Сам Жан-Луи думал, что простая женщина Жозефа стала причастницей тайны Фронтенаков, вошла в нее, что ее теперь из этой тайны никак не изъять. Конечно, она имеет право и на фотографии, и на новогодние поздравления…
– Жан-Луи, когда Жозе вернется из армии, нам надо будет жить всем вместе, прижаться друг к другу, как щенки в корзинке… – Он знал, что это невозможно.
– Как в те времена, когда мы обвязывали головы столовыми салфетками и в маленькой гостиной играли в «общежительство», да? Ты помнишь?

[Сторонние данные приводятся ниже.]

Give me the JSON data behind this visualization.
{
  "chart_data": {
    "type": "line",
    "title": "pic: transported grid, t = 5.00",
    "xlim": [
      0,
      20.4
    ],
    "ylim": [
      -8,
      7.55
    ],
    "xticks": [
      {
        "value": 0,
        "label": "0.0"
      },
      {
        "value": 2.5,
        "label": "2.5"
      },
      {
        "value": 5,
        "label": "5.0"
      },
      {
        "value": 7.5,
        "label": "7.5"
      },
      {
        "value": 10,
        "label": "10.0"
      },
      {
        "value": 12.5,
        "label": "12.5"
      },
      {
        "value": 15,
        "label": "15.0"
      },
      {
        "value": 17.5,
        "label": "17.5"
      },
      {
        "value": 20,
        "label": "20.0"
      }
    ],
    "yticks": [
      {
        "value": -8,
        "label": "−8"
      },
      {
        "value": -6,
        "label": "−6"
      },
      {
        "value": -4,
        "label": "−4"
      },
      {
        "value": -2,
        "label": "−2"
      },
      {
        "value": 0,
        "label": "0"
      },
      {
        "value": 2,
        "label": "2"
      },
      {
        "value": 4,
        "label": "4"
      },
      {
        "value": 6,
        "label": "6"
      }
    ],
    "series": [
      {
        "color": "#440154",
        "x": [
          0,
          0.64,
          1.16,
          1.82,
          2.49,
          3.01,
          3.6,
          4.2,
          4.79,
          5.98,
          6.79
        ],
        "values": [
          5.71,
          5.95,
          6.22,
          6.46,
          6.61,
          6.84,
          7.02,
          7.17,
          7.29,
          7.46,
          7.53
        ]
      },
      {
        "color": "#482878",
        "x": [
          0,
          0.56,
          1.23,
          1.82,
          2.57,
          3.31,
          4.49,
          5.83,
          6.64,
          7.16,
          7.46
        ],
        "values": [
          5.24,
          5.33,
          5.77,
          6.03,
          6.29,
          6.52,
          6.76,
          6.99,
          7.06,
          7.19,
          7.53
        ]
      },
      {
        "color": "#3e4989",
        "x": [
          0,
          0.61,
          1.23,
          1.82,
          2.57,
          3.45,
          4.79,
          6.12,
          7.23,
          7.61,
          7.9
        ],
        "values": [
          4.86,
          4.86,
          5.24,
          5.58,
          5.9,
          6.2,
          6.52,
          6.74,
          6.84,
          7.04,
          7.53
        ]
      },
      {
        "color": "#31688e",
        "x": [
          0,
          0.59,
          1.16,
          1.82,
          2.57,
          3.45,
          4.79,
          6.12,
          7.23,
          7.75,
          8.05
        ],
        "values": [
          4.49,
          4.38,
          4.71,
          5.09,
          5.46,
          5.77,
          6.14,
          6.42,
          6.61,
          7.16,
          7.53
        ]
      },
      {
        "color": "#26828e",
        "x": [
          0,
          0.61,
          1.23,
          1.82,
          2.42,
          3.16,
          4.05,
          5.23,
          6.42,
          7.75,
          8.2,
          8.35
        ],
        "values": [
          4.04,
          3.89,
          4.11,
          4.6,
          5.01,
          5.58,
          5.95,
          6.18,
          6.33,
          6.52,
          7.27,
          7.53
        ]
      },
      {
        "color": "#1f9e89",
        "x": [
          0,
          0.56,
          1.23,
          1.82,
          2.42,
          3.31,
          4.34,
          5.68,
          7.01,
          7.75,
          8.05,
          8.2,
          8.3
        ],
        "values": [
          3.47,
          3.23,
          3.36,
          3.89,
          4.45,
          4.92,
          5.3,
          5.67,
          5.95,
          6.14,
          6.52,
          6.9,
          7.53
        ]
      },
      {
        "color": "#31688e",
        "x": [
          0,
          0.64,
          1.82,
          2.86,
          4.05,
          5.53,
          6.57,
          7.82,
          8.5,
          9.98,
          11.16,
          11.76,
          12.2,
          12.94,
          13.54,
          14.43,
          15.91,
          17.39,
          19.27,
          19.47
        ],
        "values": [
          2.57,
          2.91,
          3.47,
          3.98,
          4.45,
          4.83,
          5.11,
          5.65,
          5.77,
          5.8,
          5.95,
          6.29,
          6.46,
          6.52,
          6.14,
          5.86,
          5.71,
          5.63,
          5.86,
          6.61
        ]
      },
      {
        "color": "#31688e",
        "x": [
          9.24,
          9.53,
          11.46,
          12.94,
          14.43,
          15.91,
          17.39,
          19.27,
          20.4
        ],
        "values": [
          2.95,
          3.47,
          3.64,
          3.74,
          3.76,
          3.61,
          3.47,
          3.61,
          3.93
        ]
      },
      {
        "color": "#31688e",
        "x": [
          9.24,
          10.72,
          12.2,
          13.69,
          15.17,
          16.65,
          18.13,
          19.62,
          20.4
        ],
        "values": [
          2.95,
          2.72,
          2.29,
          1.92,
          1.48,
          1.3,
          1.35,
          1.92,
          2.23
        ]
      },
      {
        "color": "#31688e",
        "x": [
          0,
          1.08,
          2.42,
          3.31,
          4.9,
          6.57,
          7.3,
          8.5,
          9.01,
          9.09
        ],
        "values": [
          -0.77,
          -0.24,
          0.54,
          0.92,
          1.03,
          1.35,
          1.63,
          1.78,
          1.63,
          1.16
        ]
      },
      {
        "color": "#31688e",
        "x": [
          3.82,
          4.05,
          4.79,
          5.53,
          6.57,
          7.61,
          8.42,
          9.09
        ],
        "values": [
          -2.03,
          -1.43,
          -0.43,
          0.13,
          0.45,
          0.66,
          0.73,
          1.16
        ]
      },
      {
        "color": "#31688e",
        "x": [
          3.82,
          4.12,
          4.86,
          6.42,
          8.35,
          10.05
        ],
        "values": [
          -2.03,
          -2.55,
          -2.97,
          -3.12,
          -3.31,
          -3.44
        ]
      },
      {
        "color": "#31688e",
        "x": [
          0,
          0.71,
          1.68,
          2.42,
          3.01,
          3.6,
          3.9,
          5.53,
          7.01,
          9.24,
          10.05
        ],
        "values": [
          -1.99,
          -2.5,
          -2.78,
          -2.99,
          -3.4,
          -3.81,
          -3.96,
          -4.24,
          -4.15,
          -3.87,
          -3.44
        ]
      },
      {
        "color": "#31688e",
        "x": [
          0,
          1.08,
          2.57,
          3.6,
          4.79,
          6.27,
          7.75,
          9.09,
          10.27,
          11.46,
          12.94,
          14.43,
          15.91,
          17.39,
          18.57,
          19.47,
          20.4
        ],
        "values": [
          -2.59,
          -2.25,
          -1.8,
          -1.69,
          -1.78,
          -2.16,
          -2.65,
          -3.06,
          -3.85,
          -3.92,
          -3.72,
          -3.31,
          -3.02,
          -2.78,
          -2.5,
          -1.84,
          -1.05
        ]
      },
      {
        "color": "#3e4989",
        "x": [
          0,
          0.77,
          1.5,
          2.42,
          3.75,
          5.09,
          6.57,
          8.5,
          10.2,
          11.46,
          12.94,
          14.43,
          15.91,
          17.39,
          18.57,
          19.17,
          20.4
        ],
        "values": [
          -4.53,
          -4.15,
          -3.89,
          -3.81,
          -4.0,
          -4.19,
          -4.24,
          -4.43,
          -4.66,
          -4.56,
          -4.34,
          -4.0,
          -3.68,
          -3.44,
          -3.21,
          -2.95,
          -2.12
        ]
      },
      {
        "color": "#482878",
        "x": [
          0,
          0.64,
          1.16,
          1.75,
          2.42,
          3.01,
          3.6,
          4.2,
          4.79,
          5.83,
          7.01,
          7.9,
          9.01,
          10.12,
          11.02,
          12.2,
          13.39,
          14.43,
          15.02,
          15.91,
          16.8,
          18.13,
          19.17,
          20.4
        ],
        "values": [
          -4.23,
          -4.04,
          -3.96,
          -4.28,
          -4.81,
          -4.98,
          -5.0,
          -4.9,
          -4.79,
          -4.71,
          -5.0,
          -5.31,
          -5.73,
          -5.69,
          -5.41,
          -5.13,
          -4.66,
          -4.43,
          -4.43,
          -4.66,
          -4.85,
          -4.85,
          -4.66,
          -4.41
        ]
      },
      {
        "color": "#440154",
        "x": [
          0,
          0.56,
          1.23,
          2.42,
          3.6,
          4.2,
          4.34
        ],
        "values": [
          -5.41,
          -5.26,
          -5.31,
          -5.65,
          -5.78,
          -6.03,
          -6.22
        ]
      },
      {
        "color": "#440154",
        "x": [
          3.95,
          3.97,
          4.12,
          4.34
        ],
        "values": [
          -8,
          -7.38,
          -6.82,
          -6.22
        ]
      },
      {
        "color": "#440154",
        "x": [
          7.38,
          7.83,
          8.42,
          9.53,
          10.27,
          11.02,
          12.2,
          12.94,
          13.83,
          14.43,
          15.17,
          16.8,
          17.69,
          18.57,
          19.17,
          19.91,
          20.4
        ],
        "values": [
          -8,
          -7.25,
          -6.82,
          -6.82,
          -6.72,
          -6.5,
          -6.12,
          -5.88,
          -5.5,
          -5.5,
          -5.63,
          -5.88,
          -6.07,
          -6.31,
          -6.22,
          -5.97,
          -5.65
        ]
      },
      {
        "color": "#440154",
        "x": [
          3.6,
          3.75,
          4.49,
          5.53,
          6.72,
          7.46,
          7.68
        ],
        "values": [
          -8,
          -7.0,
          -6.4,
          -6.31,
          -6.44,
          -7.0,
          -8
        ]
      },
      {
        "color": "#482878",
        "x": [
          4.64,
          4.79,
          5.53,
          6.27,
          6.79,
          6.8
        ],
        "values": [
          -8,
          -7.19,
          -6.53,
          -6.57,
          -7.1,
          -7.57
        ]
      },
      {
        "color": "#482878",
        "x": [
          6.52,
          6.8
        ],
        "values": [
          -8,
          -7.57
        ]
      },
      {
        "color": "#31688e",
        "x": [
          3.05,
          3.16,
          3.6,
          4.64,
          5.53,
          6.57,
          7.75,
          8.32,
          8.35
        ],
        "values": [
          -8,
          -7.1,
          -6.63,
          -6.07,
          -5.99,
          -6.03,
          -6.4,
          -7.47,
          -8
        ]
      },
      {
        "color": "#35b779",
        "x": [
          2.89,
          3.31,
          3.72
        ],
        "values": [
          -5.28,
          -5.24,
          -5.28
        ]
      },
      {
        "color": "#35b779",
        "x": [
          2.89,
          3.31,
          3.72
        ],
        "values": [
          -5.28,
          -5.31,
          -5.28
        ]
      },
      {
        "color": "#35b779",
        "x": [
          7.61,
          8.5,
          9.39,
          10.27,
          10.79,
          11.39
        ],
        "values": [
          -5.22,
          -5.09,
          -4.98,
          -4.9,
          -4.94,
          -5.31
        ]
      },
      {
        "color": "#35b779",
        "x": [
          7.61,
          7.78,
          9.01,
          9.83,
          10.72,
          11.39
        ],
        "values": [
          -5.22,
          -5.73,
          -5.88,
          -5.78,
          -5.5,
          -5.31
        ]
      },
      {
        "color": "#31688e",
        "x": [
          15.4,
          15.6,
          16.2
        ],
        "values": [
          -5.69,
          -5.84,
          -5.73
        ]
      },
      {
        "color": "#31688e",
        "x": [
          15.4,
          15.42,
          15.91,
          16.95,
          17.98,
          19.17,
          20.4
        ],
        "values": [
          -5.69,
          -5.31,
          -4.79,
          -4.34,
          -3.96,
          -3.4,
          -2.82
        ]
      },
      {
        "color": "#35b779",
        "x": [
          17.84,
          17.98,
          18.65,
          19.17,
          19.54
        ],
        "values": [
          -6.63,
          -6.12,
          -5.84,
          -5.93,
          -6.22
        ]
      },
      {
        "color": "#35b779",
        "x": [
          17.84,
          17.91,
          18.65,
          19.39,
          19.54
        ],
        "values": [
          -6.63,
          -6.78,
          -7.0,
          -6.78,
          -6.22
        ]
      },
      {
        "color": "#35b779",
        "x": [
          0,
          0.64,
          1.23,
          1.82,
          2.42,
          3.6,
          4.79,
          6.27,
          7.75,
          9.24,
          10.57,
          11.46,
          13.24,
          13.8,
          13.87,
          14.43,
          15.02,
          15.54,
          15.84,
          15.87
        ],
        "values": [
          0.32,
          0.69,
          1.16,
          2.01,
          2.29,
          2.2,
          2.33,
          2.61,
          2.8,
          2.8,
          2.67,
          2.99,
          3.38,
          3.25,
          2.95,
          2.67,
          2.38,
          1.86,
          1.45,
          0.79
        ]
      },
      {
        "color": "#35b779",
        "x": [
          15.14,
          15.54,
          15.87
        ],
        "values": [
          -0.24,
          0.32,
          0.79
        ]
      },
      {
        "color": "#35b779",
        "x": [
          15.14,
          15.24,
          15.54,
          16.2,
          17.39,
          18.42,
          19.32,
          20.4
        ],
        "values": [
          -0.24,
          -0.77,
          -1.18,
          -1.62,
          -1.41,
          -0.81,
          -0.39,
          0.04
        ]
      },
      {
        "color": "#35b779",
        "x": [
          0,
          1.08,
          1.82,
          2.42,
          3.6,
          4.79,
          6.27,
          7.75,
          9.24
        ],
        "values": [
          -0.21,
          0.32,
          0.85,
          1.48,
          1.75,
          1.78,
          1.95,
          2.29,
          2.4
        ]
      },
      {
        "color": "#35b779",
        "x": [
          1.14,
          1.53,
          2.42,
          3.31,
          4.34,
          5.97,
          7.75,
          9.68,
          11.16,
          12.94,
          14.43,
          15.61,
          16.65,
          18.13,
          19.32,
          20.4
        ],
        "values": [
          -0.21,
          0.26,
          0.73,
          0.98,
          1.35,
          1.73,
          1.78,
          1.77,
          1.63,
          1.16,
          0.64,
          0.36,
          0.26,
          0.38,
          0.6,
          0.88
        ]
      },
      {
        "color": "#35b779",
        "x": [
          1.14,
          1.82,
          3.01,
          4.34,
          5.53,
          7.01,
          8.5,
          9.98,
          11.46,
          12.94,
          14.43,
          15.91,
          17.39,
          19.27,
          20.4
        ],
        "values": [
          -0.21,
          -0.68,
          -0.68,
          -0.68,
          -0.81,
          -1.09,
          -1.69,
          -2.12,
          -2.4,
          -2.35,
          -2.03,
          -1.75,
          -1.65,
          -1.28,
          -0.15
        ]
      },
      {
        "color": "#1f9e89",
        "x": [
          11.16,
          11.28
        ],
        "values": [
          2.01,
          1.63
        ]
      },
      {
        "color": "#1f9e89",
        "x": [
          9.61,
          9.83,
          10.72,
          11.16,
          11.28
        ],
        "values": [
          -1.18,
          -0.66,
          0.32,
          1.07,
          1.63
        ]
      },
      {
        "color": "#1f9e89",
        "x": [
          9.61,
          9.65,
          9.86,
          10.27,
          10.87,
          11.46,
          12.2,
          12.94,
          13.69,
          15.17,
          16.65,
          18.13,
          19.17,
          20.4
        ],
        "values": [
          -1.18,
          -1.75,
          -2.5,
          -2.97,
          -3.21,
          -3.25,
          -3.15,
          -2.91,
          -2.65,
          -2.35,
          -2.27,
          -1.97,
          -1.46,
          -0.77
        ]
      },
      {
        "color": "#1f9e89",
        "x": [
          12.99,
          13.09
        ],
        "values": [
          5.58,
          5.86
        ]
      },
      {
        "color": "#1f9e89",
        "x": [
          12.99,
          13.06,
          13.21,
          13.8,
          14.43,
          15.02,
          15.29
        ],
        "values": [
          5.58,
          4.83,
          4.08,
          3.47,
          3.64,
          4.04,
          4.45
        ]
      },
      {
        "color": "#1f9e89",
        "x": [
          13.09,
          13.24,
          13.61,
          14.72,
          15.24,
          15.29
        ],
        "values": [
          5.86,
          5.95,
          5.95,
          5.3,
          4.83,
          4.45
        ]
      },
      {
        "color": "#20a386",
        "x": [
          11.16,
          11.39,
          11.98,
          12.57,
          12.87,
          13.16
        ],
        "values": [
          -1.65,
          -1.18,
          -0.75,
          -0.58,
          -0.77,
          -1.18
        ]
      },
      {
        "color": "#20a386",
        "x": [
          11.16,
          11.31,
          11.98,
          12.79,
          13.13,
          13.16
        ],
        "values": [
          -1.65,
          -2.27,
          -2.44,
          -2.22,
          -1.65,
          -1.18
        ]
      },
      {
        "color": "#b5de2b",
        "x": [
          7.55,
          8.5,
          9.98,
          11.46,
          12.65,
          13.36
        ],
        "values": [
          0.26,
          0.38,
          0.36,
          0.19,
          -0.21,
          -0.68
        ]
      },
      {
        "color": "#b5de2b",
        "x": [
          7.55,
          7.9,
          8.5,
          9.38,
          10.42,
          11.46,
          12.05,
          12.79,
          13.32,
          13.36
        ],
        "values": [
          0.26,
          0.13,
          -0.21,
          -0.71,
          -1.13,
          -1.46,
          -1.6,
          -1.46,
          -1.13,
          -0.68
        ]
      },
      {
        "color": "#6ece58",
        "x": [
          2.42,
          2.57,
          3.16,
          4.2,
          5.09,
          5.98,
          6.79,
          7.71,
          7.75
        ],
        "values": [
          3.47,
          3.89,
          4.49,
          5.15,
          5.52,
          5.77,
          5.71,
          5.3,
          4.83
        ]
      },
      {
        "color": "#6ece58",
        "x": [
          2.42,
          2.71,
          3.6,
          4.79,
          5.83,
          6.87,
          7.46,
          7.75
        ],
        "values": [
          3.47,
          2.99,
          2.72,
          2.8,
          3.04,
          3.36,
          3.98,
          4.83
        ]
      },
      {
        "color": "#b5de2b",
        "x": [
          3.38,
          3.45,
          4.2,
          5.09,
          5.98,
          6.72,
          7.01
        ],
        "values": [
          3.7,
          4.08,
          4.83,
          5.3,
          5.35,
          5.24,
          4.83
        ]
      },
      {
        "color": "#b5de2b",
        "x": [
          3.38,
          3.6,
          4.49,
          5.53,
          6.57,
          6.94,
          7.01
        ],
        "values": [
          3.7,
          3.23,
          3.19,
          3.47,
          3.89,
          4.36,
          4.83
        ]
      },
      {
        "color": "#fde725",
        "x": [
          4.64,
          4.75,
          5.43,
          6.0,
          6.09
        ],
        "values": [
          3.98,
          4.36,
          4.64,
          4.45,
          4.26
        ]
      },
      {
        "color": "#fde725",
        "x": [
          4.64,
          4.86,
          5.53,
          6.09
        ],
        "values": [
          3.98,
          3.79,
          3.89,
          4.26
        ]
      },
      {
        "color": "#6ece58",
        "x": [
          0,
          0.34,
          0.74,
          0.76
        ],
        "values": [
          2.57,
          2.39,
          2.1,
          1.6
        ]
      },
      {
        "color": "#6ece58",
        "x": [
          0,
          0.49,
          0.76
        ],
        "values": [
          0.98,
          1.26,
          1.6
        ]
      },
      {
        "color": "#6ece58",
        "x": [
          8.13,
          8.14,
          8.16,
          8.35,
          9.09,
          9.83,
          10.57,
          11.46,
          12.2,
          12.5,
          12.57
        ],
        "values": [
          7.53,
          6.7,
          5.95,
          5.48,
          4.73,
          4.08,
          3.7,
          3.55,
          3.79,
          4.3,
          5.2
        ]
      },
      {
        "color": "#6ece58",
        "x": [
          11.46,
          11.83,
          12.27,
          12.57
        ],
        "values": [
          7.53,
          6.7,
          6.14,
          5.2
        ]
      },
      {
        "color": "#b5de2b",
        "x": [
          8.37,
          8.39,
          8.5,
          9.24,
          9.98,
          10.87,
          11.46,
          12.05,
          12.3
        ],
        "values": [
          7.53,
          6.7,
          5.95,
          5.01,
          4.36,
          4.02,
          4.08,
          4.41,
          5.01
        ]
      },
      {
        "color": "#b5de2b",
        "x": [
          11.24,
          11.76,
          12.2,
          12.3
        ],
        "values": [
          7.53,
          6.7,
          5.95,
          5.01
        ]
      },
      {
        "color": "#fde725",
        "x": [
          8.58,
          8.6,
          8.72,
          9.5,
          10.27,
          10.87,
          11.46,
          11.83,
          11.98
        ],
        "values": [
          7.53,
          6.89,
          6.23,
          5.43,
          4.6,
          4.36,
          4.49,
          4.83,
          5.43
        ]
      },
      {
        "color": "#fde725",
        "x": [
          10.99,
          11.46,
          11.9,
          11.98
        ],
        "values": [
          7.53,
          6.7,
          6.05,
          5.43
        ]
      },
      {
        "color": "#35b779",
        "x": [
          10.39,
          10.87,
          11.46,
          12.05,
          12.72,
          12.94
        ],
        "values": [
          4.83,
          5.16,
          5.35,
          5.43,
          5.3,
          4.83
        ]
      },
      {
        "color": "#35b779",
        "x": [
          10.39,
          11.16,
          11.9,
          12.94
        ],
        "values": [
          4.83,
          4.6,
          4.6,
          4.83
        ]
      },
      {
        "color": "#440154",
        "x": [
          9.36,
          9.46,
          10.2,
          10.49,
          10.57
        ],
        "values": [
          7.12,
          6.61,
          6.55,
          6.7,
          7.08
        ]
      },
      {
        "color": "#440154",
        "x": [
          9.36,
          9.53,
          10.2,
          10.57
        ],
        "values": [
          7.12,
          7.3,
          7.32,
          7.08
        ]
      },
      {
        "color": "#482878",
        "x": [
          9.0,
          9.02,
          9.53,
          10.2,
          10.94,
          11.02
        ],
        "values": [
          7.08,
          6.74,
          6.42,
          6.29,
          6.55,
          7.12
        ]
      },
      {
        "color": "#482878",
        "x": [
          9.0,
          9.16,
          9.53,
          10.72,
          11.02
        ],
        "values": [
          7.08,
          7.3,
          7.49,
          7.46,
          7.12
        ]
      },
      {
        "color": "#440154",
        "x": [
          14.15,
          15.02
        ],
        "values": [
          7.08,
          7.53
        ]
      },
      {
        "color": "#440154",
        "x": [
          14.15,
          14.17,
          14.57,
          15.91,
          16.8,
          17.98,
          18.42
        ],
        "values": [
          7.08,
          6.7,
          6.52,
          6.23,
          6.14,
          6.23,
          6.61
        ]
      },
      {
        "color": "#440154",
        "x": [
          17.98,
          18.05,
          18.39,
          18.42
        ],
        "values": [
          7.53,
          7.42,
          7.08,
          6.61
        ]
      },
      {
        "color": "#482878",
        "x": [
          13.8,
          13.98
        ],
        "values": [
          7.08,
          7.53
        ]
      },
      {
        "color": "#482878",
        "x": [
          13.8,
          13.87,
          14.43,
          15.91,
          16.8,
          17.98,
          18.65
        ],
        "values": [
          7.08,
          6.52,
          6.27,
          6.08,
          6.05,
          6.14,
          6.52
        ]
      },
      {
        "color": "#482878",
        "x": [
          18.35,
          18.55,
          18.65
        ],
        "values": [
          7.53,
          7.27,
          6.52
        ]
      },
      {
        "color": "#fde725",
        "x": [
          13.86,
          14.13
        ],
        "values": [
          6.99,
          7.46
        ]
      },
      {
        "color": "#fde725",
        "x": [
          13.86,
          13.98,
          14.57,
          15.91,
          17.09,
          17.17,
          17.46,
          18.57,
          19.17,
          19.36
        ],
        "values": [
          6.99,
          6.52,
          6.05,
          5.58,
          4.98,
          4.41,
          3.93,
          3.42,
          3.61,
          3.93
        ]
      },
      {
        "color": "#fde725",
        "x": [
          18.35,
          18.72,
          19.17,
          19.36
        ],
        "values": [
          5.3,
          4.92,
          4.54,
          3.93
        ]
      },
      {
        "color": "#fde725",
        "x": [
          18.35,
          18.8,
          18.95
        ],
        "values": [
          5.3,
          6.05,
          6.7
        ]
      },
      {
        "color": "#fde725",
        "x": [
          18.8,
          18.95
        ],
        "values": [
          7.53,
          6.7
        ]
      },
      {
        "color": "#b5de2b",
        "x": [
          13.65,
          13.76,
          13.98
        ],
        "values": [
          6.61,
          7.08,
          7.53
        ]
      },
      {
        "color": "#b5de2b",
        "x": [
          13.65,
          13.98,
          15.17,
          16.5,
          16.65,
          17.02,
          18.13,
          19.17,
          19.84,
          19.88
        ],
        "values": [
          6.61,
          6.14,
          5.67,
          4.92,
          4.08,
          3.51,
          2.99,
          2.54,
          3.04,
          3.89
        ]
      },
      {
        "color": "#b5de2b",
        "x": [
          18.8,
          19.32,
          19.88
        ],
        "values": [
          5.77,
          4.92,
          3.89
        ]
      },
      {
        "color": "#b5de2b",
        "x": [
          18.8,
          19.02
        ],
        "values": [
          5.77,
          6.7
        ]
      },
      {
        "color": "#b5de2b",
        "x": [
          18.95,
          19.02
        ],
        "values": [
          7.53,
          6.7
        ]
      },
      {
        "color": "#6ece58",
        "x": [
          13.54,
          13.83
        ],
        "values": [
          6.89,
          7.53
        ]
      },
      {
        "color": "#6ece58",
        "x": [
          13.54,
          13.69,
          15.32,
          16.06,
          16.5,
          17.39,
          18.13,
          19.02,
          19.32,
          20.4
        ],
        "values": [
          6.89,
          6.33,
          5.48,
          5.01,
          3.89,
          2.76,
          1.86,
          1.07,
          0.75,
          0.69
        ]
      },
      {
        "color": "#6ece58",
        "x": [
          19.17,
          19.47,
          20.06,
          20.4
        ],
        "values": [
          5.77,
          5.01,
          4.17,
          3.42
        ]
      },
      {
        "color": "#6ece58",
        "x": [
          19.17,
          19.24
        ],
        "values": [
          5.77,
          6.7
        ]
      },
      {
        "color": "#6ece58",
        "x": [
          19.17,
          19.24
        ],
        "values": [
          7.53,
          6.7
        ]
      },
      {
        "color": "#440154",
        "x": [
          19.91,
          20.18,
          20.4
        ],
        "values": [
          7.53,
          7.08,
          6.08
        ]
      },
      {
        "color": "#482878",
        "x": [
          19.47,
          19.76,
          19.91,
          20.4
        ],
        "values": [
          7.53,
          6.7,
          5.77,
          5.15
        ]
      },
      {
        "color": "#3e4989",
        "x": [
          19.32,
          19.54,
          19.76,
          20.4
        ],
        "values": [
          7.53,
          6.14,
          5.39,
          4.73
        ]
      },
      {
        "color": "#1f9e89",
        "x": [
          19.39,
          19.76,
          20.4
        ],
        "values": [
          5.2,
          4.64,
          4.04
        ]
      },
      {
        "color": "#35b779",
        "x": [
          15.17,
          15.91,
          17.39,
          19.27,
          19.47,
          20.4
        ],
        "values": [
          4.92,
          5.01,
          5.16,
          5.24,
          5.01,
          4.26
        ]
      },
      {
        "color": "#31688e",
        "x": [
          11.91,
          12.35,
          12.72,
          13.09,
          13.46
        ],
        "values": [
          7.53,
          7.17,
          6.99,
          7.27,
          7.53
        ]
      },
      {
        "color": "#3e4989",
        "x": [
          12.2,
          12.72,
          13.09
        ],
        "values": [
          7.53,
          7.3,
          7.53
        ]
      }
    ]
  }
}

– Подумать только, ведь эта квартира еще существует… но одни жизни смывают другие… Хотя бы Буриде все то же.
– Нет, к сожалению… – ответил Жан-Луи. – Сейчас столько рубят леса… Ты же знаешь: в сторону Лассю уже ничего не осталось. И вдоль дороги тоже… Только вообрази: мельница, а кругом голые ланды…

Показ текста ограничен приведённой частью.